Are the concept artists just good at everything? Meaning modeling, rigging, skinning, cloth simulation, hair simulation texturing lighting etc…

Does anyone use character generators? (Make Human Mixamo, Manuel Bastioni and that adobe thing)

What software should I use for cloth?
What software should I use for hair?

Do concept artists stick to one pose or are the characters typically rigged to allow for pose tweaks or even animation?


Each principal software utilizes its own inherent plugins. 3ds max primarily rests on Hairfarm for hair. Marvellous Designer is a chief external software for clothes. I can’t elaborate on Maya side.
Concept artists often don’t know much beyond photoshop. But some use 3d as additional reference for precision and shading observation.
It’s somewhat of a stretch for a concept artist to know modeling and rigging. But speaking of last trends, it’s a good investment for concept designers to know a bit of 3d, and for modelers a bit of concept design. Substantially it’s a bit owerwhelming, but in the long run, it might help to stand out.


In the pipelines that I’ve worked by the time you’ve gotten the 3d hair and clothes you are talking about assets for ‘groom’ and ‘clothing’ with the wrinkles defining the ‘rest shape’
of the sim clothing only. So therefore no longer ‘concept art’.

These are geos that are close to final and often not even done by a single person to a finish state.
Marvelous Designer and/or Zbrush are good for the clothes i agree.
The hair groom can be done in anything that makes hair/fur.

For proper character ‘concept art’ I would focus more on the 2d frankly.
Most productions don’t need super detailed hair and clothes only to then rebuild them all over again as production assets.
A waste of time and money. There are exceptions to this - but they are indeed exceptions and not really a career path.


ZBrush. The concept-art need not be functional and ZBrush can do clothes and hair.


If you see amazing clothing, either someone is really good at poly modeling or sculpting clothes by hand, or more likely the clothing was created in Marvelous Designer, which is a powerful software purely for clothing design:

The difference with Marvelous Designer is that it is a fashion-design software of sorts, that relies on clothing pattern and sewing-like concepts, rather than modeling polygons around a character. Basically, clothing is created in Marvelous Designer much like fashion designers create clothes, so of course it is more powerful for that than the techniques in Max, Maya and so on.

Most Pro 3D softs have cloth and hair that works. Cinema4D for example has both. So do Max and Maya.

There are usually also various plugins for cloth, hair you can use.

As for people knowing modeling, rigging, cloth, hair, texturing, rendering and so on - yes, good 3D generalists typically know all that stuff and can do it pretty well if they learned hard and are talented.

Some people are specialized in 1 or 2 aspects of 3D - specialists. Others - generalists - often try out and learn almost all aspects of 3D to some degree.

If what is being done is just concept work, it is probably OK to use just about anything that works - character generators and such - and delivers the needed result on time.

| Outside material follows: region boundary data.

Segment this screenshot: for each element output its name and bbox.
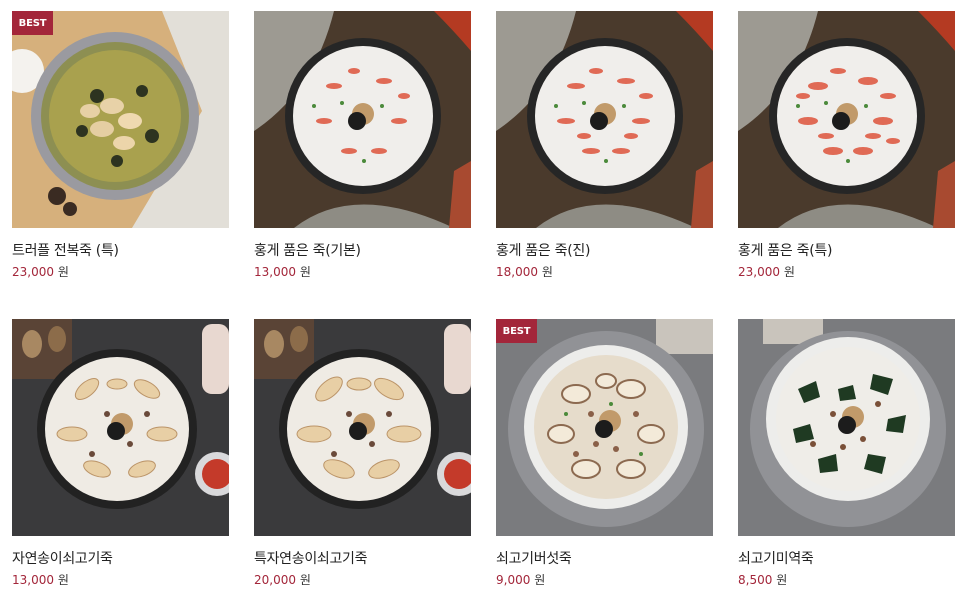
price-value: 23,000 <box>738 265 780 279</box>
product-card[interactable]: 홍게 품은 죽(특) 23,000 원 <box>738 11 955 279</box>
product-price: 20,000 원 <box>254 571 311 588</box>
currency-label: 원 <box>776 573 788 587</box>
product-name[interactable]: 자연송이쇠고기죽 <box>12 548 113 568</box>
currency-label: 원 <box>541 265 553 279</box>
product-image-link[interactable] <box>738 11 955 228</box>
product-image-link[interactable] <box>738 319 955 536</box>
currency-label: 원 <box>534 573 546 587</box>
product-card[interactable]: 자연송이쇠고기죽 13,000 원 <box>12 319 229 587</box>
product-name[interactable]: 트러플 전복죽 (특) <box>12 240 119 260</box>
price-value: 8,500 <box>738 573 773 587</box>
red-crab-porridge-image <box>738 11 955 228</box>
product-price: 23,000 원 <box>12 263 69 280</box>
product-price: 13,000 원 <box>254 263 311 280</box>
product-card[interactable]: BEST 트러플 전복죽 (특) 23,000 원 <box>12 11 229 279</box>
product-name[interactable]: 홍게 품은 죽(기본) <box>254 240 361 260</box>
currency-label: 원 <box>299 265 311 279</box>
product-price: 8,500 원 <box>738 571 787 588</box>
product-image-link[interactable] <box>12 319 229 536</box>
price-value: 13,000 <box>12 573 54 587</box>
product-name[interactable]: 홍게 품은 죽(특) <box>738 240 832 260</box>
product-card[interactable]: 특자연송이쇠고기죽 20,000 원 <box>254 319 471 587</box>
price-value: 20,000 <box>254 573 296 587</box>
abalone-porridge-image <box>12 11 229 228</box>
product-price: 23,000 원 <box>738 263 795 280</box>
price-value: 23,000 <box>12 265 54 279</box>
product-image-link[interactable]: BEST <box>12 11 229 228</box>
product-name[interactable]: 특자연송이쇠고기죽 <box>254 548 368 568</box>
product-image-link[interactable] <box>254 319 471 536</box>
price-value: 18,000 <box>496 265 538 279</box>
currency-label: 원 <box>783 265 795 279</box>
product-name[interactable]: 홍게 품은 죽(진) <box>496 240 590 260</box>
product-image-link[interactable] <box>496 11 713 228</box>
red-crab-porridge-image <box>254 11 471 228</box>
product-name[interactable]: 쇠고기미역죽 <box>738 548 814 568</box>
currency-label: 원 <box>57 265 69 279</box>
red-crab-porridge-image <box>496 11 713 228</box>
pine-mushroom-beef-porridge-image <box>254 319 471 536</box>
product-name[interactable]: 쇠고기버섯죽 <box>496 548 572 568</box>
beef-mushroom-porridge-image <box>496 319 713 536</box>
product-card[interactable]: BEST 쇠고기버섯죽 9,000 원 <box>496 319 713 587</box>
product-card[interactable]: 홍게 품은 죽(기본) 13,000 원 <box>254 11 471 279</box>
price-value: 9,000 <box>496 573 531 587</box>
price-value: 13,000 <box>254 265 296 279</box>
best-badge: BEST <box>496 319 537 343</box>
beef-seaweed-porridge-image <box>738 319 955 536</box>
product-price: 18,000 원 <box>496 263 553 280</box>
currency-label: 원 <box>57 573 69 587</box>
product-price: 9,000 원 <box>496 571 545 588</box>
product-image-link[interactable]: BEST <box>496 319 713 536</box>
currency-label: 원 <box>299 573 311 587</box>
pine-mushroom-beef-porridge-image <box>12 319 229 536</box>
product-price: 13,000 원 <box>12 571 69 588</box>
best-badge: BEST <box>12 11 53 35</box>
product-card[interactable]: 쇠고기미역죽 8,500 원 <box>738 319 955 587</box>
product-card[interactable]: 홍게 품은 죽(진) 18,000 원 <box>496 11 713 279</box>
product-image-link[interactable] <box>254 11 471 228</box>
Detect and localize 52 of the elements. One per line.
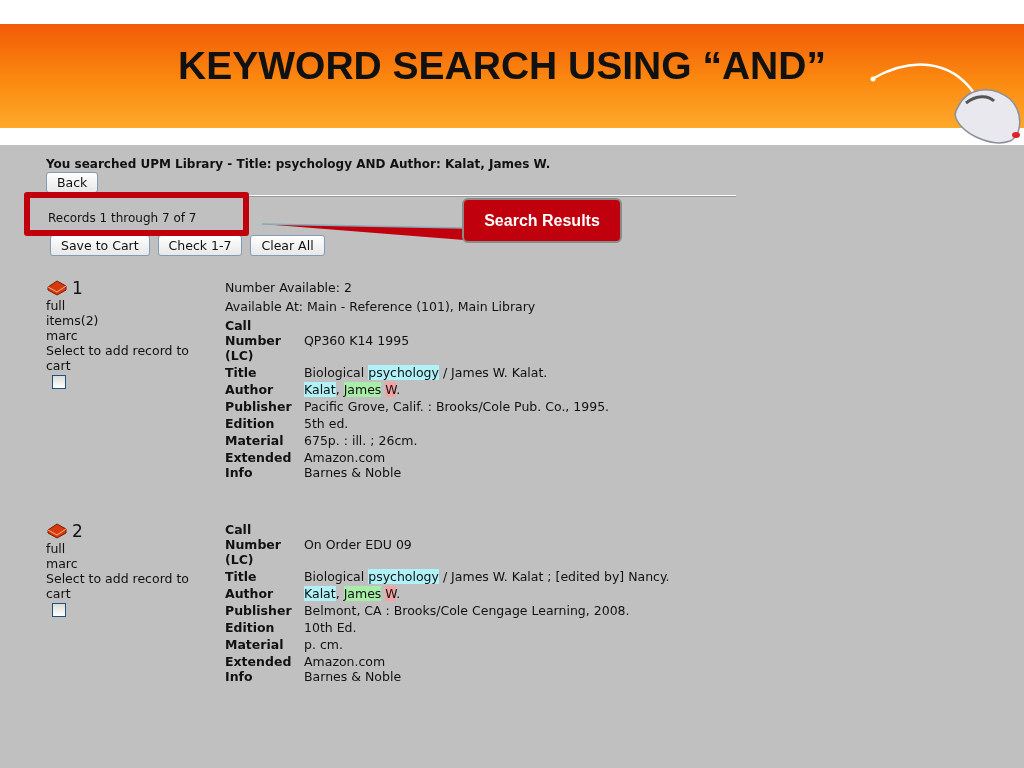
field-label: Author — [225, 382, 274, 397]
field-value: Pacific Grove, Calif. : Brooks/Cole Pub. Co., 1995. — [304, 399, 610, 414]
field-value: Amazon.com — [304, 450, 386, 465]
field-label: Call Number (LC) — [225, 318, 281, 363]
field-value: Kalat, James W. — [304, 382, 401, 397]
availability-text: Number Available: 2 — [225, 280, 352, 295]
field-label: Material — [225, 637, 284, 652]
availability-text: Available At: Main - Reference (101), Main Library — [225, 299, 536, 314]
record-link[interactable]: full — [46, 541, 66, 556]
book-icon — [46, 280, 68, 296]
record-number: 1 — [72, 278, 83, 298]
field-value: Kalat, James W. — [304, 586, 401, 601]
record-checkbox[interactable] — [52, 603, 66, 617]
book-icon — [46, 523, 68, 539]
field-value: QP360 K14 1995 — [304, 333, 410, 348]
select-instruction: Select to add record to cart — [46, 571, 190, 601]
field-value: 5th ed. — [304, 416, 349, 431]
slide-title: KEYWORD SEARCH USING “AND” — [177, 44, 827, 89]
field-label: Extended Info — [225, 654, 292, 684]
records-count: Records 1 through 7 of 7 — [48, 211, 197, 225]
field-label: Call Number (LC) — [225, 522, 281, 567]
field-value: Biological psychology / James W. Kalat. — [304, 365, 548, 380]
action-button[interactable]: Save to Cart — [50, 235, 150, 256]
field-label: Edition — [225, 416, 275, 431]
search-summary: You searched UPM Library - Title: psychology AND Author: Kalat, James W. — [46, 156, 552, 172]
record-link[interactable]: marc — [46, 328, 78, 343]
record-checkbox[interactable] — [52, 375, 66, 389]
select-instruction: Select to add record to cart — [46, 343, 190, 373]
action-button[interactable]: Clear All — [250, 235, 325, 256]
record-link[interactable]: full — [46, 298, 66, 313]
back-button[interactable]: Back — [46, 172, 99, 193]
field-label: Publisher — [225, 603, 292, 618]
field-value: Biological psychology / James W. Kalat ; [edited by] Nancy. — [304, 569, 670, 584]
field-label: Material — [225, 433, 284, 448]
field-label: Title — [225, 569, 257, 584]
field-label: Author — [225, 586, 274, 601]
field-value: p. cm. — [304, 637, 343, 652]
field-label: Edition — [225, 620, 275, 635]
record-link[interactable]: items(2) — [46, 313, 99, 328]
field-value: Barnes & Noble — [304, 669, 402, 684]
field-value: 10th Ed. — [304, 620, 357, 635]
field-value: On Order EDU 09 — [304, 537, 412, 552]
field-label: Extended Info — [225, 450, 292, 480]
record-number: 2 — [72, 521, 83, 541]
field-value: Barnes & Noble — [304, 465, 402, 480]
field-label: Publisher — [225, 399, 292, 414]
field-value: 675p. : ill. ; 26cm. — [304, 433, 418, 448]
field-label: Title — [225, 365, 257, 380]
search-results-callout: Search Results — [462, 198, 622, 243]
record-link[interactable]: marc — [46, 556, 78, 571]
field-value: Belmont, CA : Brooks/Cole Cengage Learning, 2008. — [304, 603, 630, 618]
field-value: Amazon.com — [304, 654, 386, 669]
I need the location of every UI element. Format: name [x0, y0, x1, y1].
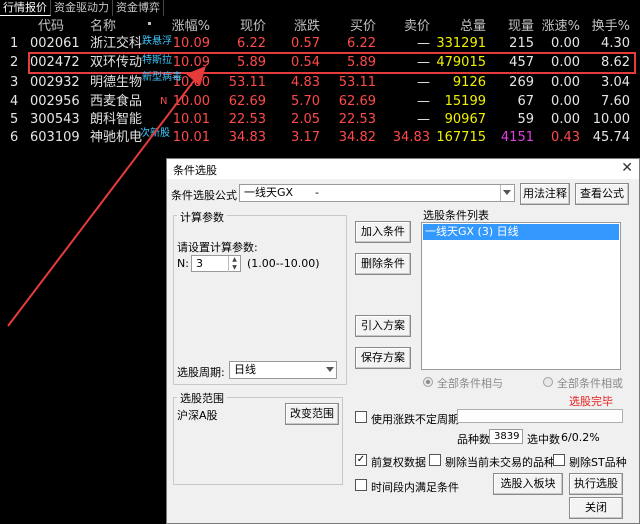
run-select-button[interactable]: 执行选股 — [569, 473, 623, 495]
radio-or-label: 全部条件相或 — [557, 377, 623, 390]
add-condition-button[interactable]: 加入条件 — [355, 221, 411, 243]
radio-or[interactable] — [543, 377, 553, 387]
range-group-title: 选股范围 — [177, 390, 227, 406]
progress-bar — [457, 409, 623, 423]
exclude-st-checkbox[interactable] — [553, 454, 565, 466]
params-group-title: 计算参数 — [177, 209, 227, 225]
pre-adjust-label: 前复权数据 — [371, 456, 426, 469]
exclude-untraded-checkbox[interactable] — [429, 454, 441, 466]
selected-value: 6/0.2% — [561, 431, 600, 444]
range-value: 沪深A股 — [177, 409, 218, 422]
view-formula-button[interactable]: 查看公式 — [575, 183, 629, 205]
n-label: N: — [177, 257, 189, 270]
selected-label: 选中数 — [527, 433, 560, 446]
n-range: (1.00--10.00) — [247, 257, 320, 270]
usage-notes-button[interactable]: 用法注释 — [520, 183, 570, 205]
list-item[interactable]: 一线天GX (3) 日线 — [423, 224, 619, 240]
dialog-title: 条件选股 — [173, 164, 217, 177]
import-plan-button[interactable]: 引入方案 — [355, 315, 411, 337]
add-to-block-button[interactable]: 选股入板块 — [493, 473, 563, 495]
stepper-arrows-icon[interactable]: ▲ ▼ — [228, 256, 240, 272]
status-text: 选股完毕 — [569, 395, 613, 408]
period-select[interactable]: 日线 — [229, 361, 337, 379]
stock-count-field: 3839 — [489, 429, 523, 444]
exclude-st-label: 剔除ST品种 — [569, 456, 627, 469]
pre-adjust-checkbox[interactable]: ✓ — [355, 454, 367, 466]
formula-value: 一线天GX - — [244, 186, 320, 199]
n-value: 3 — [196, 257, 203, 270]
close-button[interactable]: 关闭 — [569, 497, 623, 519]
change-range-button[interactable]: 改变范围 — [285, 403, 339, 425]
condition-select-dialog: 条件选股 ✕ 条件选股公式 一线天GX - 用法注释 查看公式 计算参数 请设置… — [166, 158, 640, 524]
stock-count-label: 品种数 — [457, 433, 490, 446]
condition-list[interactable]: 一线天GX (3) 日线 — [421, 222, 621, 370]
variable-period-label: 使用涨跌不定周期 — [371, 413, 459, 426]
save-plan-button[interactable]: 保存方案 — [355, 347, 411, 369]
condition-list-label: 选股条件列表 — [423, 209, 489, 222]
period-label: 选股周期: — [177, 366, 225, 379]
delete-condition-button[interactable]: 删除条件 — [355, 253, 411, 275]
in-period-label: 时间段内满足条件 — [371, 481, 459, 494]
radio-and[interactable] — [423, 377, 433, 387]
variable-period-checkbox[interactable] — [355, 411, 367, 423]
radio-and-label: 全部条件相与 — [437, 377, 503, 390]
formula-select[interactable]: 一线天GX - — [239, 184, 515, 202]
n-stepper[interactable]: 3 ▲ ▼ — [191, 255, 241, 272]
dialog-titlebar[interactable]: 条件选股 ✕ — [167, 159, 639, 179]
in-period-checkbox[interactable] — [355, 479, 367, 491]
exclude-untraded-label: 剔除当前未交易的品种 — [445, 456, 555, 469]
chevron-down-icon[interactable] — [500, 185, 514, 201]
close-icon[interactable]: ✕ — [621, 160, 633, 176]
params-prompt: 请设置计算参数: — [177, 241, 258, 254]
formula-label: 条件选股公式 — [171, 189, 237, 202]
period-value: 日线 — [234, 363, 256, 376]
chevron-down-icon[interactable] — [326, 367, 334, 372]
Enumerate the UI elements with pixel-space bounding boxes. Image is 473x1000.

skeebertus, concept art needs to be fast and also ready to be “Thrown in the bin” at a moments notice. In the early stages there might be 6+ separate images for the same scene/character being worked on almost simultaneously. The director will discard some, pick bits from each etc. There is no way that a concept artist messes about with dynamic-cloth and hair.


I know a lot of concept designers (we have some where I work) who will actually use cloth and hair sims in their concept art. It’s quick and dirty mind you, and they aren’t animating the simulations, but as a starting point for a series of fast paint-overs, it can be a really good “step 1”. For example, I recently had to concept a character wearing a poncho. Rather than sculpt or model the poncho, I made a grid, applied a cloth sim to it, dropped it onto the character, applied a fast wind modifier, and I had in about 5 minutes what would have been at least an hour of work (probably more) using another method.

It wasn’t perfect of course, and it would not hold up to intense “onscreen-scrutiny”, but again, as a jumping off point for paint-overs - it was perfect.